Inne ledwo wytrzymują podczas wykonywania jej ćwiczeń, ale te, które zaczęły już się nie poddają, bo wiedzą, że zaraz z ekranu usłyszą Ewę i jej „już po krzyku”.
3 kwietnia 2013 roku w Warszawskim Empiku Junior odbyła się premiera debiutanckiej książki Ewy Chodakowskiej i Lefterisa Kavoukisa pt. ”Zmień swoje życie z Ewą Chodakowską”. Rozmowie Ewy z Ulą Chincz (prowadzącą program telewizyjny ”Pytanie na śniadanie”) przysłuchiwało się wiele kobiet, na widowni znalazło się również kilku Panów.
Ewa w ręce ćwiczących z nią osób przekazuje książkę opartą na swoim profilu na Faceboooku i interakcji z ponad 250 tysiącami jego czytelników. Ponad półtora roczna praca jej i Lefterisa przelana została na papier. W książce Ewa przedstawia swoje holistyczne podejście do życia. Jest w niej dużo motywacji, która według autorki „musi współgrać z treningiem i zdrowym odżywianiem”. Każda ze stron ma popychać do działania, dodawać skrzydeł. Wspierać i wspomagać zmiany, jakie w czytelniczce zachodzić będą nie tylko na ciele, ale i w duszy. „Wszystko zaczyna się w naszej głowie” mówi Ewa, namawiając kobiety do tego by stały się „zdrowymi egoistkami”. Takimi, które nie czują wyrzutów sumienia, gdy poświęcają sobie czas. Takimi, które czerpiąc z ćwiczeń energię będą przekazywały ją najbliższym i całemu światu.
„Zmień swoje życie z Ewą Chodakowską” to według Ewy „gotowy przepis na sukces” i „przewodnik po drodze do szczęścia”. 30 dni, 30 zestawów ćwiczeń po 30 minut i tyle samo jadłospisów to „pełna rewolucja w niemal każdej dziedzinie życia”. Dlaczego 30? „Ponieważ 30 minut dziennie to optymalny czas, aby zaszczepić w sobie miłość do ruchu”. 30 przepisów, które pokażą zdrowe i racjonalne nawyki żywieniowe. 30 dni systematycznej pracy, które na pewno zaowocują wspaniałymi efektami.

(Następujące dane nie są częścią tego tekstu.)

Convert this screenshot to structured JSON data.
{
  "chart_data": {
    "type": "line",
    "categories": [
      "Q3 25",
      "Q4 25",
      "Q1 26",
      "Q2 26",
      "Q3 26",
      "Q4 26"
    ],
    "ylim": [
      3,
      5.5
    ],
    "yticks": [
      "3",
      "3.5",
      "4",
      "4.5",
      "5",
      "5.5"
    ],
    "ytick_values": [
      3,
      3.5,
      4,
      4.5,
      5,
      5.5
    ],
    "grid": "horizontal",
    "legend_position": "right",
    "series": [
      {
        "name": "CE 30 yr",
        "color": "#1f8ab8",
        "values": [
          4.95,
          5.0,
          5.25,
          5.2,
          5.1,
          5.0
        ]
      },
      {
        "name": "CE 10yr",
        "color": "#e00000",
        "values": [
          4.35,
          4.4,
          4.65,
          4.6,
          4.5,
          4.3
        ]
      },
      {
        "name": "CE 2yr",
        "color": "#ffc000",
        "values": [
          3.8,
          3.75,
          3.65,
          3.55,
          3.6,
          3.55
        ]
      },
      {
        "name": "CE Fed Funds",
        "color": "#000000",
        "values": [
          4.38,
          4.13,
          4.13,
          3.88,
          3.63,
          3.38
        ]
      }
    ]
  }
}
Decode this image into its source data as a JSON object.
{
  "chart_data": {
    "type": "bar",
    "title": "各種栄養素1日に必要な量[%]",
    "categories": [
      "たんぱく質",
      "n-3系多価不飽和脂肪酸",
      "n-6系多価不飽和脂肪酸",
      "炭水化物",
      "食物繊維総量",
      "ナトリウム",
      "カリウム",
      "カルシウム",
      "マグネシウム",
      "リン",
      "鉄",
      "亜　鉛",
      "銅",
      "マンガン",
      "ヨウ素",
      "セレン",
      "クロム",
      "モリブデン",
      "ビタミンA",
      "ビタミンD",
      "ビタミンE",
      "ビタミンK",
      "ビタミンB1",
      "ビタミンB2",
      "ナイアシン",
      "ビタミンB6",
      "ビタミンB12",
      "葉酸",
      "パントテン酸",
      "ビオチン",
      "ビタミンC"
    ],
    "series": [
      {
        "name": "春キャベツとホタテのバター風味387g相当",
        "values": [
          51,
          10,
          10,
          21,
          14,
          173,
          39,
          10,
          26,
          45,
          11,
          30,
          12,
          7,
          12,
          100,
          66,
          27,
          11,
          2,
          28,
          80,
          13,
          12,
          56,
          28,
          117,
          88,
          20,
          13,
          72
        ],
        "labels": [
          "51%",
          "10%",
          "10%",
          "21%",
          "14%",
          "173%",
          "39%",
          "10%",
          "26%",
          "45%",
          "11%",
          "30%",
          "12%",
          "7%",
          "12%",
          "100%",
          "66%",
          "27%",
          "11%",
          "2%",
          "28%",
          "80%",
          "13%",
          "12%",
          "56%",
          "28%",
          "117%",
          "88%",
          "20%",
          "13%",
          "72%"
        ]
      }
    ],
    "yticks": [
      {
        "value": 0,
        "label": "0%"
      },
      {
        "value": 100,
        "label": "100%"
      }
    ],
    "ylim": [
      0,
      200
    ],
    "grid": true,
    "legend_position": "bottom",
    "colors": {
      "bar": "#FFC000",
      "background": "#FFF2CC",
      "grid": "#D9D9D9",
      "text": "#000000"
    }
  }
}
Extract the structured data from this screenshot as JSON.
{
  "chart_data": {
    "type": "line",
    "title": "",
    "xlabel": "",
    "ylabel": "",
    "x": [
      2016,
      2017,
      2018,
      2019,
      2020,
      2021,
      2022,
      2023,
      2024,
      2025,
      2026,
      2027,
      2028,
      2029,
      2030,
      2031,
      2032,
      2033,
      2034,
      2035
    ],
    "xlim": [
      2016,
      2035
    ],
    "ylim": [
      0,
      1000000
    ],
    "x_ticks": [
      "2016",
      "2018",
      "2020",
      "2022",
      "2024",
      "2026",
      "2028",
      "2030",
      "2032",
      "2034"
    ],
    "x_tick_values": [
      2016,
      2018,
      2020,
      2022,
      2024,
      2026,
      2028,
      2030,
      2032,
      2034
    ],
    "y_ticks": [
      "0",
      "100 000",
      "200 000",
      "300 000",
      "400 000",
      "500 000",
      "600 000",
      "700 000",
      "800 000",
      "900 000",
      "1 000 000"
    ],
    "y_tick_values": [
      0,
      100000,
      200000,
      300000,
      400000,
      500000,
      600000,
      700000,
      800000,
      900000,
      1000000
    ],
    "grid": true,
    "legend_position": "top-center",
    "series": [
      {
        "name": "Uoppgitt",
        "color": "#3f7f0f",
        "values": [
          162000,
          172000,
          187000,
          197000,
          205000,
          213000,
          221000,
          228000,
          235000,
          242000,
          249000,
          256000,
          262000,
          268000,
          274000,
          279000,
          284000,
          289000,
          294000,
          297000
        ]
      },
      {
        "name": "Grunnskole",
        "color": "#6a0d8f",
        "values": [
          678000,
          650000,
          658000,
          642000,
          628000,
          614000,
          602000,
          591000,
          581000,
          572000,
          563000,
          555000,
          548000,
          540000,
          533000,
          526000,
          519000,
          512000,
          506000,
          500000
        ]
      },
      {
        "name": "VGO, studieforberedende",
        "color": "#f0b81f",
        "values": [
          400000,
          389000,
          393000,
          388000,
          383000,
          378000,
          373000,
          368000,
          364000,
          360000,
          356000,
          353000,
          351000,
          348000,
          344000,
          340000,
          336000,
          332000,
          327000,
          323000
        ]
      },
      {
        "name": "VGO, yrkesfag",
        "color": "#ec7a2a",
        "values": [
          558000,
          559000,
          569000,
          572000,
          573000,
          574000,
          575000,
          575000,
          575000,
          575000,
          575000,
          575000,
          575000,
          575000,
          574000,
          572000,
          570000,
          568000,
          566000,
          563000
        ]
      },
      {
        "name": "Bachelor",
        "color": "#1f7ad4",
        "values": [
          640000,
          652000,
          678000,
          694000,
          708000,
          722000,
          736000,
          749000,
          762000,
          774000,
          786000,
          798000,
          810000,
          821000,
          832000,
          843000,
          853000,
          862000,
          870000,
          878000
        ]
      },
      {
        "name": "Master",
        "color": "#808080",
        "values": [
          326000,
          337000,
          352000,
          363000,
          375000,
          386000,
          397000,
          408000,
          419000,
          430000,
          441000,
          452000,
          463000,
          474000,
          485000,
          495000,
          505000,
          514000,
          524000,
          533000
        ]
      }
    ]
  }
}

Ewa zapytana, przez Ulę „co jest w niej takiego, że zjednuje sobie tyle osób” skromnie odpowiedziała, że „nie ma bladego pojęcia, po prostu robi to, co kocha i stara się dzielić swoją pasją z innymi, bo życzy wszystkim, jak najlepiej”. Kiwaniem głową potwierdzały to obecne pod sceną kobiety. Dla każdej z nich Ewa jest osobistą trenerką, niewątpliwie niedoścignionym wzorem i wielka motywatorką. Niektóre głośno przyznawały się do tego, że ćwiczą z Ewą, a treningi dają im w kość. Często mówią do ekranu telewizora, czy komputera, zdarza się im przeklinać, ledwo poodnoszą się z podłogi, ale po zakończeniu ćwiczeń mają mnóstwo energii i pękają z dumy, że znów się udało.
Przy okazji premiery książki, Ewa mogła poprosić wszystkie Panie, które jeszcze się wahają, czy dadzą radę, czy jest sens wziąć się za siebie i zacząć 30 dniową metamorfozę, by zaufały jej i programowi, które dla nich przygotowała. By zawierzyły w jej plan, który ma poprowadzić je do lepszego życia.